MATERIALS - Anything more costly than silver is a waste as the weaves aren't "good" enough. Thin wires (22ga and higher) are malleable enough to withstand the abuse and torture. Any metal could work but spring-temper or hardened wire is uncooperative. Most of the craft metals are OK except aluminum. Avoid all painted, enameled, plated, or coated wires since the finish won't endure.

PRECISION - Almost none required. These are by far the most forgiving chains, virtually idiot-proof...even for chainmaillers! Only by intention could they be made so poorly that they wouldn't come out of the drawplate looking OK. However, there is a HUGE difference between OK and exceptional so conscientious, talented artisans will strive for perfection every step of the way.

DRAWPLATE - The drawplate is a necessary evil. It lengthens, smooths, homogenizes, compresses, and gives rigidity to the chain.
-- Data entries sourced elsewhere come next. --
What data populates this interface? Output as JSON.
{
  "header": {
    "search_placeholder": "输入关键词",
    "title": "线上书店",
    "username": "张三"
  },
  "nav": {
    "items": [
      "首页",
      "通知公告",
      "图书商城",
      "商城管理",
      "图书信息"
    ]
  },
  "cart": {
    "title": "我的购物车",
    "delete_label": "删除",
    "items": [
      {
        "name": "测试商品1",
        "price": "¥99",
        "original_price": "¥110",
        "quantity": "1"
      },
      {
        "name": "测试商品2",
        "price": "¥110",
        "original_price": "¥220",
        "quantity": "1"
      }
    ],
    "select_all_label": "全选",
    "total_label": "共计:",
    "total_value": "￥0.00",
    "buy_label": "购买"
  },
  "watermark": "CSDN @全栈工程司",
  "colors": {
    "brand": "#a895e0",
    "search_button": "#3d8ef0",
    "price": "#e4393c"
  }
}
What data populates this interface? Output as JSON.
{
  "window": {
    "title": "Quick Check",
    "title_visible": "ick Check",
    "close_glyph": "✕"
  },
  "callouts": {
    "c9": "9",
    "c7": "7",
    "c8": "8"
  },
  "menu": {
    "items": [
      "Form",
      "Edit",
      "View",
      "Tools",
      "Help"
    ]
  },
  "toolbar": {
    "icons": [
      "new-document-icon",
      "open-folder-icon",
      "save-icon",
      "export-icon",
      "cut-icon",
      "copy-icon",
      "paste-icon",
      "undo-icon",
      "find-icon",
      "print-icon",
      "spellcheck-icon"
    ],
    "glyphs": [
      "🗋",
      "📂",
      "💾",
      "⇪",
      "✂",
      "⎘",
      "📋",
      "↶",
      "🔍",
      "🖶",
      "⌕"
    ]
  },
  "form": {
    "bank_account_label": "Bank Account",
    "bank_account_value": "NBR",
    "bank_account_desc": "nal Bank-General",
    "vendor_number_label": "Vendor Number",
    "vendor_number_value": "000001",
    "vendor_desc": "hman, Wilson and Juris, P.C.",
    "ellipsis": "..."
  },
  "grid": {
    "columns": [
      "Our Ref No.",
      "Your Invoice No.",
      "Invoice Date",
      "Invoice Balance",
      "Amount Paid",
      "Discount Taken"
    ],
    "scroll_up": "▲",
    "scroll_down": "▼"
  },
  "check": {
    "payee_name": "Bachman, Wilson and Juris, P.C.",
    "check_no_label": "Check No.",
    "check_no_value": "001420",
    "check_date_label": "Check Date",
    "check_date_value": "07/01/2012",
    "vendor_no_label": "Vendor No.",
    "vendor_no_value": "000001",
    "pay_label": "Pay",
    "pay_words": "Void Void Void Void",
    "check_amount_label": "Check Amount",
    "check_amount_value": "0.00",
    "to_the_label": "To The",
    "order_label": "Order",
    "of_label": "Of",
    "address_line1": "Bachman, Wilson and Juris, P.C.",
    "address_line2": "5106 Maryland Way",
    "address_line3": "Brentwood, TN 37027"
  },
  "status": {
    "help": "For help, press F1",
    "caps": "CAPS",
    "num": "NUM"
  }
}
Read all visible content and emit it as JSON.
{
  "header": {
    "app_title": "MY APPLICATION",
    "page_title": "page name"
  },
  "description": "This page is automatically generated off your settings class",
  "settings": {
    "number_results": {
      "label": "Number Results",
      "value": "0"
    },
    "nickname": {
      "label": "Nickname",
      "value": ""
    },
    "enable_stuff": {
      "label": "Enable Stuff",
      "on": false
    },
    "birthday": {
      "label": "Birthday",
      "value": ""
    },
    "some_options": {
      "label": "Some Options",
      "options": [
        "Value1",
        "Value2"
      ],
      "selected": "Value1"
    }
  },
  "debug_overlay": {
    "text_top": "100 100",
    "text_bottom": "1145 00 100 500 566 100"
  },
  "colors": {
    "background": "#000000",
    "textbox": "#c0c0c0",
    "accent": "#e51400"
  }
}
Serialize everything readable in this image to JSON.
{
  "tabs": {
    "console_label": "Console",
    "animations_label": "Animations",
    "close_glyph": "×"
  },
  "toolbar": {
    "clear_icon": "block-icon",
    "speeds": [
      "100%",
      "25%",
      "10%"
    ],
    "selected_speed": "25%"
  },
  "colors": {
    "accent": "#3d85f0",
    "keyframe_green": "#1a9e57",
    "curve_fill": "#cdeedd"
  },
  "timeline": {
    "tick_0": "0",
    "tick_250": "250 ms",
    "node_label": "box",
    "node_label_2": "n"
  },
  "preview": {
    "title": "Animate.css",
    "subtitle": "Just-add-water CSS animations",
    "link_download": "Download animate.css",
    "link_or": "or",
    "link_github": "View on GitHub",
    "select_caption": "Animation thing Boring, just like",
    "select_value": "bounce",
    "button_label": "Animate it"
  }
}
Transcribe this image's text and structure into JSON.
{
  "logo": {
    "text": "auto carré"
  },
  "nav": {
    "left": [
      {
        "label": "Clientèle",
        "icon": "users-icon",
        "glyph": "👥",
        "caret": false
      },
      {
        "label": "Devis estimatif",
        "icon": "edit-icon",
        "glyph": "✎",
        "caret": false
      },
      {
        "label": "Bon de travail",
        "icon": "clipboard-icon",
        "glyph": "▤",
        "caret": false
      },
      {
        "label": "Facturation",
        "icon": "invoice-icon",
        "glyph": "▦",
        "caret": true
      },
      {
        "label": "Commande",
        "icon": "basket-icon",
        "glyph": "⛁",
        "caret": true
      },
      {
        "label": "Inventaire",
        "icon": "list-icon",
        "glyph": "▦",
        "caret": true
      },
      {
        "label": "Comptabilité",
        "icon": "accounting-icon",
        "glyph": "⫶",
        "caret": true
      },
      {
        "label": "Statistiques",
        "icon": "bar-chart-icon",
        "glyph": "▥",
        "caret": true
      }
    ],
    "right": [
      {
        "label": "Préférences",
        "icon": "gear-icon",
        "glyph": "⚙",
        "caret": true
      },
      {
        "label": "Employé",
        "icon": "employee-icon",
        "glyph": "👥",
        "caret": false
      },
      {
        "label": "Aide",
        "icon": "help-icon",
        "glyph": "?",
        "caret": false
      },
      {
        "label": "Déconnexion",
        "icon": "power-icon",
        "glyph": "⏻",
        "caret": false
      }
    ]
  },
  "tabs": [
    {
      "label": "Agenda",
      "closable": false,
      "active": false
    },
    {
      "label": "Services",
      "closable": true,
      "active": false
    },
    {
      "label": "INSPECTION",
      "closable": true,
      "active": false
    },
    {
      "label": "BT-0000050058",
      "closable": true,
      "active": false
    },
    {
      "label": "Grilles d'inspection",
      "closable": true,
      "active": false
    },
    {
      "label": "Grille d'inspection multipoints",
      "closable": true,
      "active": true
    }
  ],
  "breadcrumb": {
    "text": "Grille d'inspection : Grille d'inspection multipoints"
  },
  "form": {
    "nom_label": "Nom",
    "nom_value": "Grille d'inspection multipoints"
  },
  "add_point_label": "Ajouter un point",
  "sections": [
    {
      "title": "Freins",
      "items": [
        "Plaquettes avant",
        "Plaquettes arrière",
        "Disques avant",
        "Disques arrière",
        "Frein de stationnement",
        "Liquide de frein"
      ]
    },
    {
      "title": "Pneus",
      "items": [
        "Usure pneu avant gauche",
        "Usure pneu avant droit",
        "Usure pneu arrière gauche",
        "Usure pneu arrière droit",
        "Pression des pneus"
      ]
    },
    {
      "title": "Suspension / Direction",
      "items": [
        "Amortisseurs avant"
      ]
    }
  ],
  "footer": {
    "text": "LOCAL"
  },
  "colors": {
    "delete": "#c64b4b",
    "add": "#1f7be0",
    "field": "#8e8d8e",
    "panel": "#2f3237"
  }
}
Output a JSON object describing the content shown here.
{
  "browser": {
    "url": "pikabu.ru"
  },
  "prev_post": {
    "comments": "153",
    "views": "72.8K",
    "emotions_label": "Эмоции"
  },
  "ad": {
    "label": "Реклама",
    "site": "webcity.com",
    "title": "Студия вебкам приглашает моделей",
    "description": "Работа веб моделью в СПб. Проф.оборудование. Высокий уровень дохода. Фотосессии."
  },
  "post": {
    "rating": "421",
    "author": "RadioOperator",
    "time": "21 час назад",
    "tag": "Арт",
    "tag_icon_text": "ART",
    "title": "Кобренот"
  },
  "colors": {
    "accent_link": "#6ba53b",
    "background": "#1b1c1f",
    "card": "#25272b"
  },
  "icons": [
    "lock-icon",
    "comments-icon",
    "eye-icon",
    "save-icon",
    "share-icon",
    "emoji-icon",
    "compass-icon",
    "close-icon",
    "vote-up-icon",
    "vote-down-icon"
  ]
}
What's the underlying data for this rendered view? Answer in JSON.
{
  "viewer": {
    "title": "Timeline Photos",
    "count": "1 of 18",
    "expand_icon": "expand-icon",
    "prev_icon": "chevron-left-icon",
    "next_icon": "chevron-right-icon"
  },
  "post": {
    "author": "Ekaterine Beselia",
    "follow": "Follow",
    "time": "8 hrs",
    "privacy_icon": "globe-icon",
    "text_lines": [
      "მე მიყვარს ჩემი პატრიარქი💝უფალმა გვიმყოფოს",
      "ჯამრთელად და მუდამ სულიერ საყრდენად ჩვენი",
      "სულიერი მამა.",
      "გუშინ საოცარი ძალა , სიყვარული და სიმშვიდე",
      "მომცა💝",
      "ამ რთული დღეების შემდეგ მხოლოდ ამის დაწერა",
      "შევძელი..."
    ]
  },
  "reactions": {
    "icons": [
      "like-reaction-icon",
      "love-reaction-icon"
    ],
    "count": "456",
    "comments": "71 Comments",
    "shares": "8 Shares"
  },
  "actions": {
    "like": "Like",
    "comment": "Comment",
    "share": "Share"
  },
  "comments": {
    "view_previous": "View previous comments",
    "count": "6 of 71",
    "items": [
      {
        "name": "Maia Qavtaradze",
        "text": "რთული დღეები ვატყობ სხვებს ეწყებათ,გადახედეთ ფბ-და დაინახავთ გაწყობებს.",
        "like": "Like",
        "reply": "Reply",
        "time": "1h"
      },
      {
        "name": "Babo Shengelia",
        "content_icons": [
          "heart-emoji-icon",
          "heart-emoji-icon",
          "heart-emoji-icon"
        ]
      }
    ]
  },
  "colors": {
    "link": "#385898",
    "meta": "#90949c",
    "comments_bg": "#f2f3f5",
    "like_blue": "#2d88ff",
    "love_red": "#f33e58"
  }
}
Wood and plastic drawplates are best.

ENDCAPS & CLASPS - A sleeve or cap covers the ends and is soldered or mechanically fastened. Multiple-loop versions have a much longer lead-in (taper) before the weave proper starts. Long end caps are an annoying focal point, some examples being more than 1-1/2" long on each side. It's a chain, not a clasp on steroids!

The logical solution is cutting off the tapered section entirely and figuring out how to make it all stay together. Most people leave both ends as-is which screams no talent and looks the part. Jewelry-quality chains demand symmetry and uniformity.

A legitimate artist would avoid commercial endcaps altogether as they are restrictive, aesthetically questionable, and have limited sizes. Whatever, however, and why-ever, as long as they are secure, look good, don't fall apart, and aren't bulky.

SUMMARY - Viking Knits are a quick-and-easy chain. Those meant for jewelry should be made to the highest standards with one continuous wire, real silver, and unwavering attention to detail. Silver Viking Knit chains are everywhere but I have yet to see another one made properly as described herein...except for me, because compromises are not part of my jewelry.